I have a rather complicated code for an ImageTransformation, which would benefit from some acceleration. Since every pixel is independend of every other, I tried Parallelize, which, in a simplified form, would look like
pic = Import["http://666kb.com/i/dsfr4u76175v8q277.png"] Parallelize[ImageTransformation[pic, Sin]]
but it only gives me the error message
ImageTransformation[...] cannot be parallelized; proceeding with sequential evaluation
However, when I split the PlotRange manually, for example, into four quadrants, which I render simultaneously on four kernels, the whole job only takes 1/4 of the time, because each kernel has only 1/4 of the pixels to render, and the CPU is at 100% as it should be.

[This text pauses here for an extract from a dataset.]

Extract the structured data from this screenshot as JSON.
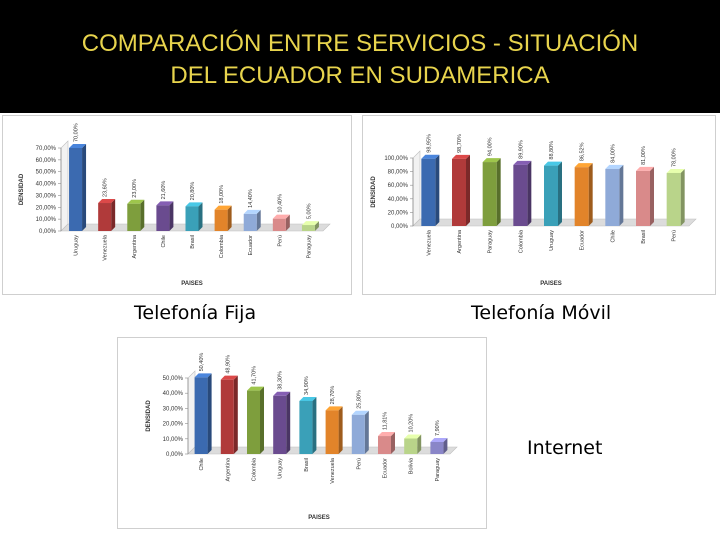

I'd expect Parallelize to do the same thing, but it doesn't; on my four kernel machine only one kernel is used. The CPU is therefore only at 25% — so the whole job takes four times longer than nescessary.
Is there a way to get the same effect automatically, so that I don't have to split the PlotRange manually, and submit the calculation to four different .nb-Files (or, as many as there are available kernels on my machine) every time, and then join the four parts of the resulting image with ImageAssemble?
With four kernels, it's not that bad, but if I were to work on a 16 kernel machine, it would be a nuissance to do the breakdown every time to get the speed up. Perhaps Parallelize it the wrong way to do it. Is there is a better way to achieve the parallelization?